Where stockholders signed by-laws before organization of the company, such signatures constitute an agreement which the corporation thereafter formed in pursuance thereof can enforce; but the by-laws so agreed upon are not adopted regularly pursuant to this section, which provides for the adoption of by-laws after the or. ganization of the corporation. (Vercoutere v. Land Co., 116 Cal. 410, 48 Pac. 375.

Corporation has no power to pass retrospective by-laws. (People v. Crockett, 9 Cal. 112. Note citations: 57 Am. St. Rep. 388; 63 Am. Dec. 121; 85 Am. Dec. 619-621; 43 Am. St. Rep. 153, 154, 156.)
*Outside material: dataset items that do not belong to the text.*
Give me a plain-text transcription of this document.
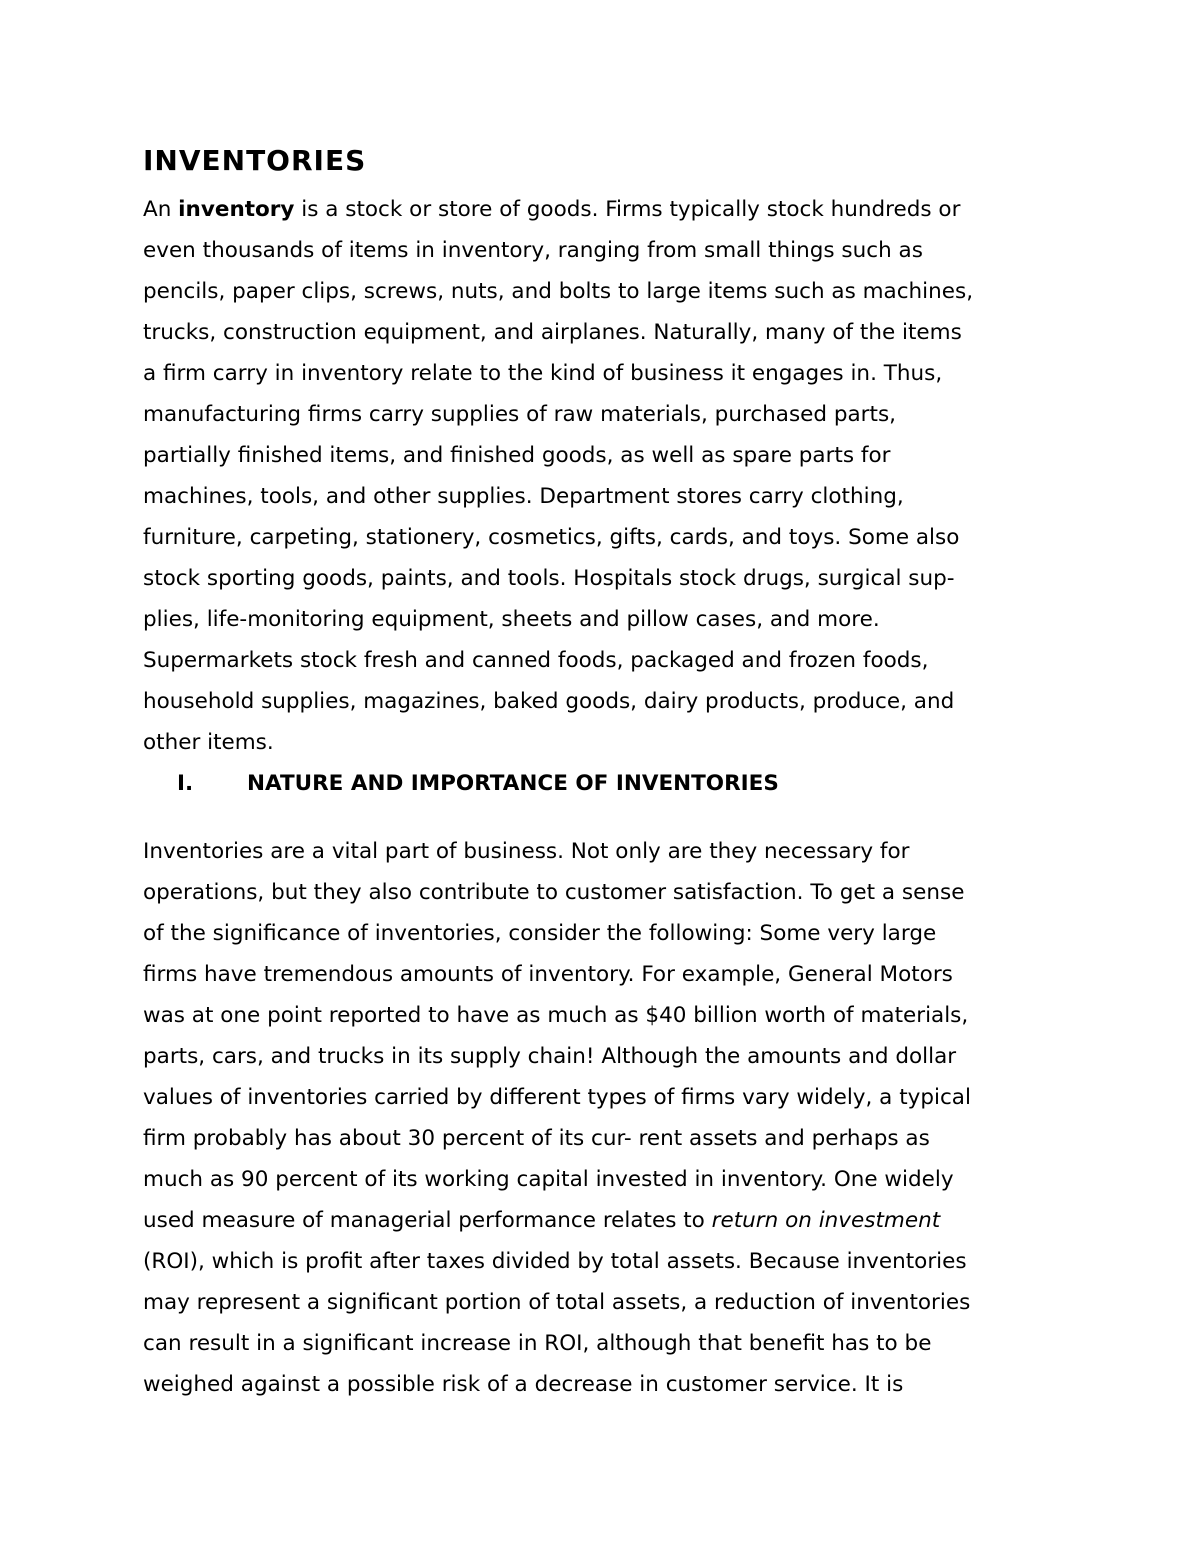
INVENTORIES
An inventory is a stock or store of goods. Firms typically stock hundreds or
even thousands of items in inventory, ranging from small things such as
pencils, paper clips, screws, nuts, and bolts to large items such as machines,
trucks, construction equipment, and airplanes. Naturally, many of the items
a firm carry in inventory relate to the kind of business it engages in. Thus,
manufacturing firms carry supplies of raw materials, purchased parts,
partially finished items, and finished goods, as well as spare parts for
machines, tools, and other supplies. Department stores carry clothing,
furniture, carpeting, stationery, cosmetics, gifts, cards, and toys. Some also
stock sporting goods, paints, and tools. Hospitals stock drugs, surgical sup-
plies, life-monitoring equipment, sheets and pillow cases, and more.
Supermarkets stock fresh and canned foods, packaged and frozen foods,
household supplies, magazines, baked goods, dairy products, produce, and
other items.
I.	NATURE AND IMPORTANCE OF INVENTORIES
Inventories are a vital part of business. Not only are they necessary for
operations, but they also contribute to customer satisfaction. To get a sense
of the significance of inventories, consider the following: Some very large
firms have tremendous amounts of inventory. For example, General Motors
was at one point reported to have as much as $40 billion worth of materials,
parts, cars, and trucks in its supply chain! Although the amounts and dollar
values of inventories carried by different types of firms vary widely, a typical
firm probably has about 30 percent of its cur- rent assets and perhaps as
much as 90 percent of its working capital invested in inventory. One widely
used measure of managerial performance relates to return on investment
(ROI), which is profit after taxes divided by total assets. Because inventories
may represent a significant portion of total assets, a reduction of inventories
can result in a significant increase in ROI, although that benefit has to be
weighed against a possible risk of a decrease in customer service. It is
A corporation may repeal or waive a by-law and an acquiescence by shareholders in a course of action contrary to a by-law is a waiver of the by-law, so as not to affect the rights of persons dealing with the corporation in good faith, if they had no actual notice of the by-law, even though they be stockholders. (Underhill v. Santa Barbara ete. Co., 93 Cal, 300, 28 Pac. 1049.)

Old by-laws not mentioned or referred to in amended by-laws are not continued in force. (Murphy v. Pacific Bank, 130 Cal. 542, 62 Pac. 1059.)

A by-law adopted by a savings bank, whereby the liability of the stockholders was intended to be limited, is void as being in contravention of the laws of the state, and, although printed in the pass-book of each depositor, it carried no notice to and had no binding force upon depositors. (Wells v. Black, 117 Cal. 157, 59 Am. St. Rep. 162, 48 Pac. 1090.)

By-laws which define the duties of officers of the corporation go into the contract of the sureties on their official bonds, and constitute a part of it. They must be considered as having been inserted in the bond. (Humboldt S. & L. Soc. v. Wennerhold, 81 Cal. 528, 22 Pac. 920. To same effect: San Pedro etc. Co. v. Reynolds, 121 Cal. 79, 53 Pac. 410, as to contract of employment.)

A transfer of shares of stock of a corporation by the owner to a bona fide purchaser for value without notice vests the title in such purchaser free of equities between the seller and the corporation, though provided for by a by-law of the corporation. The exis. tence of such a by-law is not enough to charge the purchaser with notice. (Anglo-Cal. Bank v. Grangers' Bank, 63 Cal. 359. Distinguished: Jennings v. Bank, 79 Cal. 331, 12 Am. St. Rep. 51, 21 Fae. 852. Note citations. 85 Am. Dec. 621; 6 Am. St. Rep. 839; 43 Am. St. Rep. 156; 57 Am. St. Rep. 393. See, also, sec. 324, C. C., and note.)